Hacer una carrera de arrastre de un coche de más de 20 años con uno de los hot hatches más potentes que se pueden comprar hoy en día no parece una idea terriblemente buena para los veteranos, ¿verdad? Y sin embargo, los chicos de CarWow hicieron exactamente eso con resultados increíblemente sorprendentes. Enfrentaron a un BMW E36 328i Coupe con un Hyundai i30 N, dos coches que no podrían ser más diferentes, con más de 20 años entre ellos.
Debemos mencionar que el BMW estaba tuneado, pero no de forma extrema. Cuando era nuevo, el motor de 6 cilindros y 2,8 litros del 328i solía rendir 190 CV y 280 Nm (210 lb-pie) de par. Eran cifras decentes para finales de los 90 y era el E36 no M más potente que se podía conseguir. Con el paso de los años, esa cifra de potencia habría bajado, pero con el ajuste de la ECU que recibió el coche, ahora rinde 228 CV, según CarWow y la prueba de banco de potencia a la que sometieron el coche.

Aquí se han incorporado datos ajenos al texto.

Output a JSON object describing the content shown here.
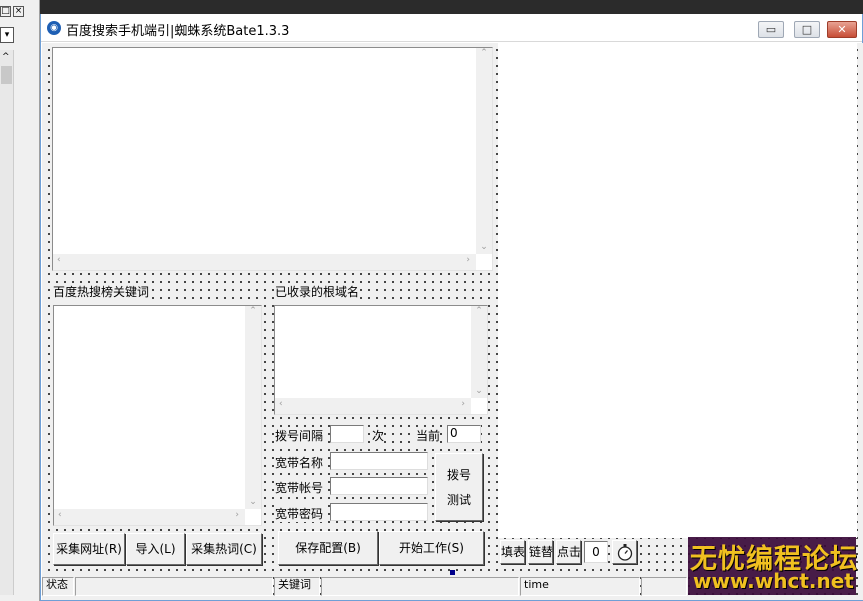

En el otro lado de la pista tenemos un Hyundai i30 N de serie 2018. Este coche es de tracción delantera, a diferencia del BMW, tiene un motor de 4 cilindros turboalimentado de 2 litros que rinde 275 CV y tiene la primera oportunidad. El problema es que ambos coches son manuales y la forma en que los conductores cambian de marcha jugará un papel importante aquí. En mi opinión, el trabajo de la caja de cambios de Matt podría haber sido mejor, mientras que el BMW simplemente sale disparado de la línea.
En las otras dos pruebas, el E36 no lo hizo tan bien. La prueba de rodadura fue ganada por el Hyundai gracias a su mayor par motor, mientras que la prueba de frenado también hizo ganador al coche coreano. Sin embargo, para un coche que tiene 20 años y que nunca se vendió como un modelo de «altas prestaciones», el BMW E36 328i lo hizo admirablemente, quedando ligeramente por detrás del i30 en todas las pruebas, incluida la de frenado.